– Проект отличный, и прикрытие его замечательное. Вот только не ко мне вам надо было обращаться. Я если и хотел бы, ничем вашему благородному делу не сумею теперь помочь.
– Почему же, Николай Степанович? – искренне огорчился Гривнич. Он уже размечтался, что и на воле продолжит эти невероятно короткие отношения со знаменитым поэтом. А ведь раньше, повинуясь общему мнению окололитературной шатии-братии, считал Гумилёва субъектом высокомерным и даже заносчивым.

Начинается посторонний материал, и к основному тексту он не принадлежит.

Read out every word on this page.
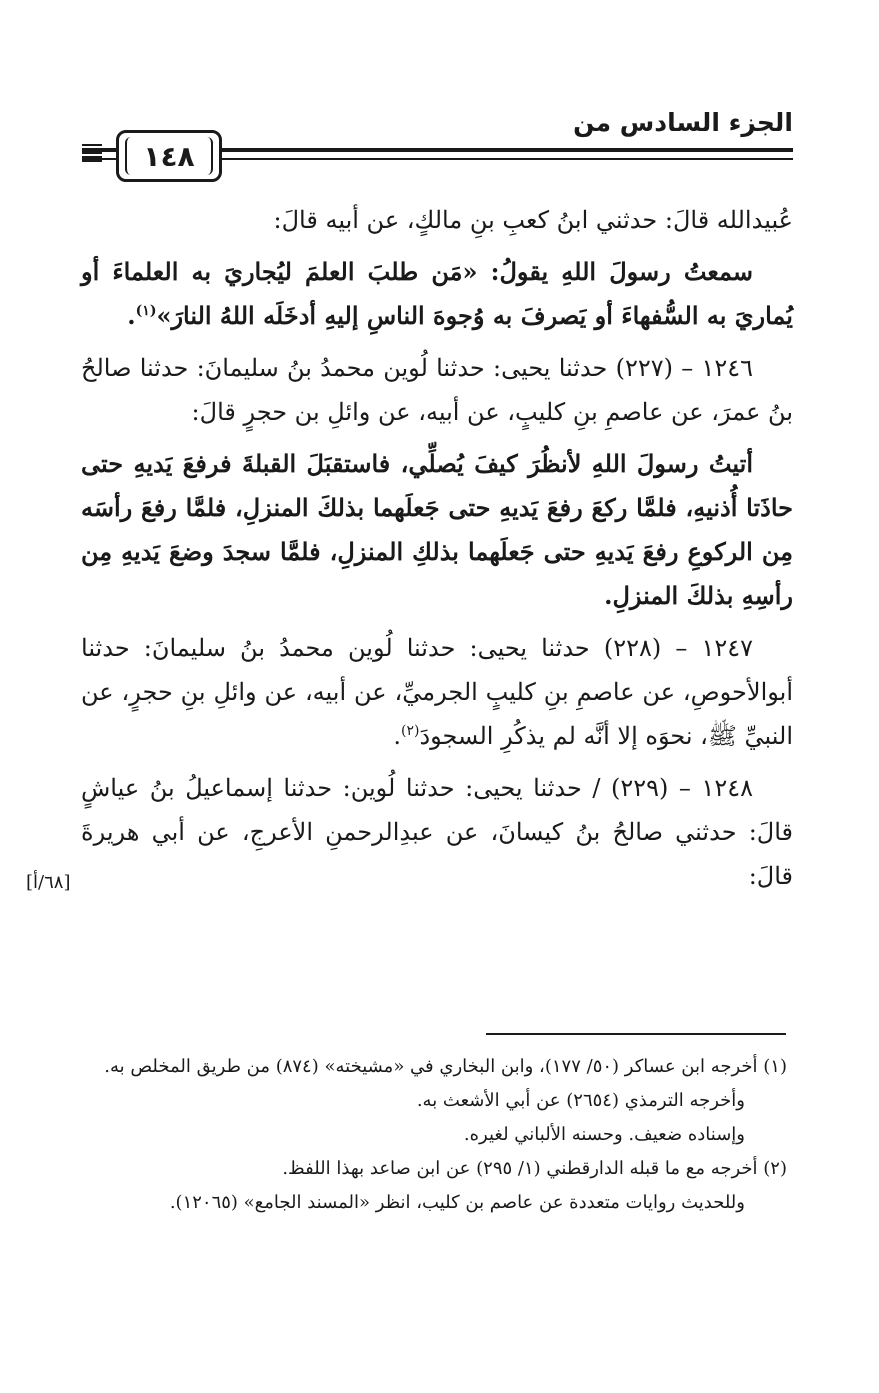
الجزء السادس من
١٤٨

عُبيدالله قالَ: حدثني ابنُ كعبِ بنِ مالكٍ، عن أبيه قالَ:

سمعتُ رسولَ اللهِ يقولُ: «مَن طلبَ العلمَ ليُجاريَ به العلماءَ أو يُماريَ به السُّفهاءَ أو يَصرفَ به وُجوهَ الناسِ إليهِ أدخَلَه اللهُ النارَ»$^{(١)}$.

١٢٤٦ – (٢٢٧) حدثنا يحيى: حدثنا لُوين محمدُ بنُ سليمانَ: حدثنا صالحُ بنُ عمرَ، عن عاصمِ بنِ كليبٍ، عن أبيه، عن وائلِ بن حجرٍ قالَ:

أتيتُ رسولَ اللهِ لأنظُرَ كيفَ يُصلِّي، فاستقبَلَ القبلةَ فرفعَ يَديهِ حتى حاذَتا أُذنيهِ، فلمَّا ركعَ رفعَ يَديهِ حتى جَعلَهما بذلكَ المنزلِ، فلمَّا رفعَ رأسَه مِن الركوعِ رفعَ يَديهِ حتى جَعلَهما بذلكِ المنزلِ، فلمَّا سجدَ وضعَ يَديهِ مِن رأسِهِ بذلكَ المنزلِ.

١٢٤٧ – (٢٢٨) حدثنا يحيى: حدثنا لُوين محمدُ بنُ سليمانَ: حدثنا أبوالأحوصِ، عن عاصمِ بنِ كليبٍ الجرميِّ، عن أبيه، عن وائلِ بنِ حجرٍ، عن النبيِّ ﷺ، نحوَه إلا أنَّه لم يذكُرِ السجودَ$^{(٢)}$.

١٢٤٨ – (٢٢٩) / حدثنا يحيى: حدثنا لُوين: حدثنا إسماعيلُ بنُ عياشٍ قالَ: حدثني صالحُ بنُ كيسانَ، عن عبدِالرحمنِ الأعرجِ، عن أبي هريرةَ قالَ:

[٦٨/أ]

(١) أخرجه ابن عساكر (٥٠/ ١٧٧)، وابن البخاري في «مشيخته» (٨٧٤) من طريق المخلص به.

وأخرجه الترمذي (٢٦٥٤) عن أبي الأشعث به.

وإسناده ضعيف. وحسنه الألباني لغيره.

(٢) أخرجه مع ما قبله الدارقطني (١/ ٢٩٥) عن ابن صاعد بهذا اللفظ.

وللحديث روايات متعددة عن عاصم بن كليب، انظر «المسند الجامع» (١٢٠٦٥).
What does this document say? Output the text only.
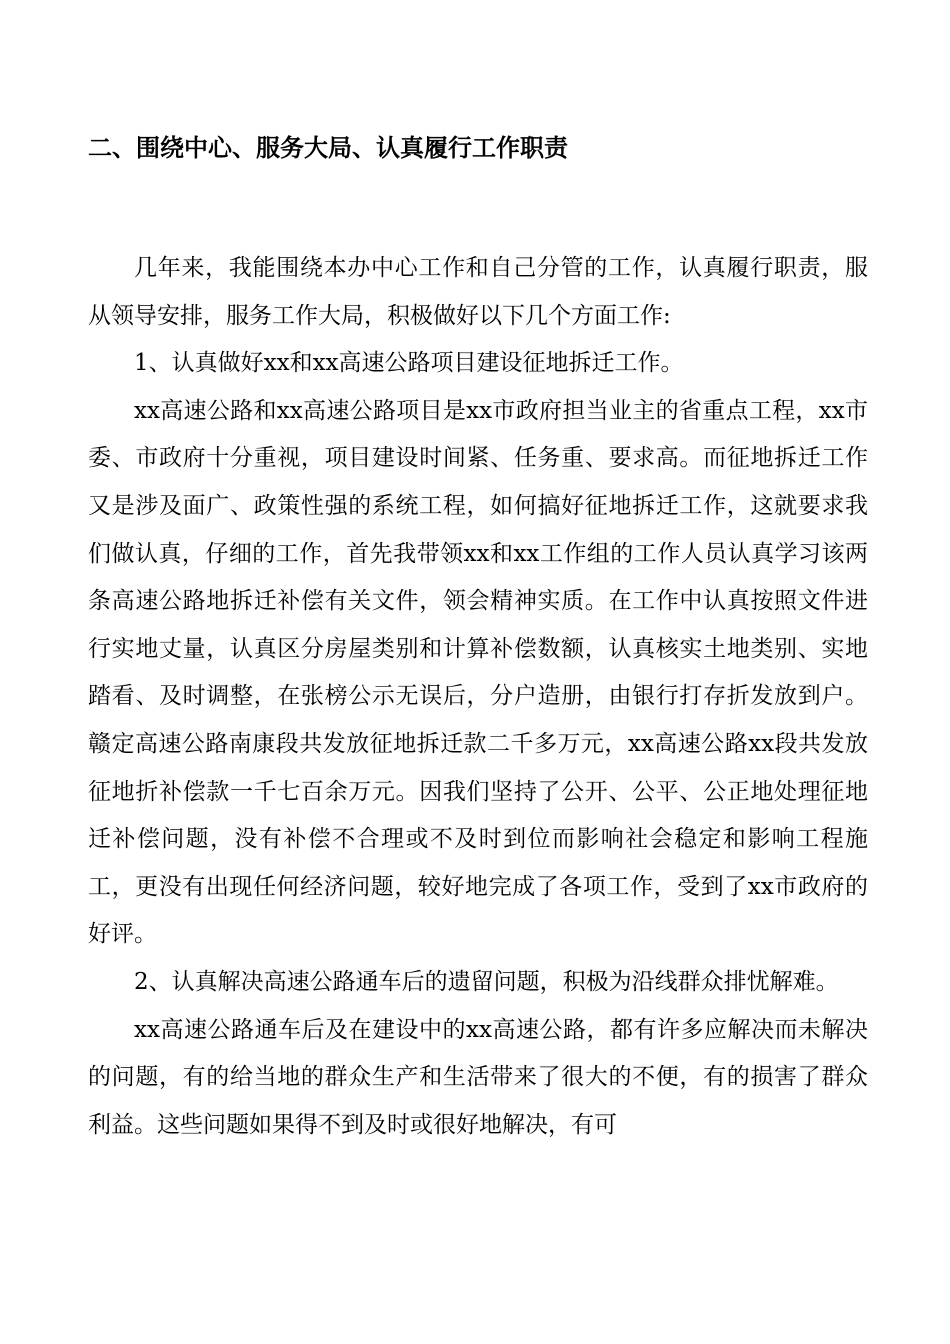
二、围绕中心、服务大局、认真履行工作职责

几年来，我能围绕本办中心工作和自己分管的工作，认真履行职责，服从领导安排，服务工作大局，积极做好以下几个方面工作:

1、认真做好xx和xx高速公路项目建设征地拆迁工作。

xx高速公路和xx高速公路项目是xx市政府担当业主的省重点工程，xx市委、市政府十分重视，项目建设时间紧、任务重、要求高。而征地拆迁工作又是涉及面广、政策性强的系统工程，如何搞好征地拆迁工作，这就要求我们做认真，仔细的工作，首先我带领xx和xx工作组的工作人员认真学习该两条高速公路地拆迁补偿有关文件，领会精神实质。在工作中认真按照文件进行实地丈量，认真区分房屋类别和计算补偿数额，认真核实土地类别、实地踏看、及时调整，在张榜公示无误后，分户造册，由银行打存折发放到户。赣定高速公路南康段共发放征地拆迁款二千多万元，xx高速公路xx段共发放征地折补偿款一千七百余万元。因我们坚持了公开、公平、公正地处理征地迁补偿问题，没有补偿不合理或不及时到位而影响社会稳定和影响工程施工，更没有出现任何经济问题，较好地完成了各项工作，受到了xx市政府的好评。

2、认真解决高速公路通车后的遗留问题，积极为沿线群众排忧解难。

xx高速公路通车后及在建设中的xx高速公路，都有许多应解决而未解决的问题，有的给当地的群众生产和生活带来了很大的不便，有的损害了群众利益。这些问题如果得不到及时或很好地解决，有可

– Тут два резона имеются. Один внутреннего свойства, другой внешнего. Я, как это вам, несомненно, известно, один из зачинателей акмеизма и к настоящему времени чуть ли не в гордом одиночестве сохраняю ему верность. Акмеист же земным человеком интересуется, а не мистикой, его увлекает, прежде всего прочего, материальное бытие, стихия «естества», где и своих захватывающих тайн невпроворот. Да и я сам слишком грубо и просто устроен, посему заведомо неспособен к мистическим прозрениям. Бог не позволил мне увидеть ни одного из своих чудес – кроме сотворенных людьми, разумеется. Не скрою, были и у меня моменты духовной слабости, когда я обращался с просьбой о спасении к Высшим Силам. Как раз в начале войны, когда я служил рядовым-добровольцем в Лейб-гвардии уланском полку, попросился я по дурости в дальний разъезд, а от разъезда сам же напросился в одиночную разведку. Впрочем, это было дуростью уже производной, я вёл себя вполне логично – если исходить ab ovo, от исходной глупости, то бишь от решения пойти на войну добровольцем…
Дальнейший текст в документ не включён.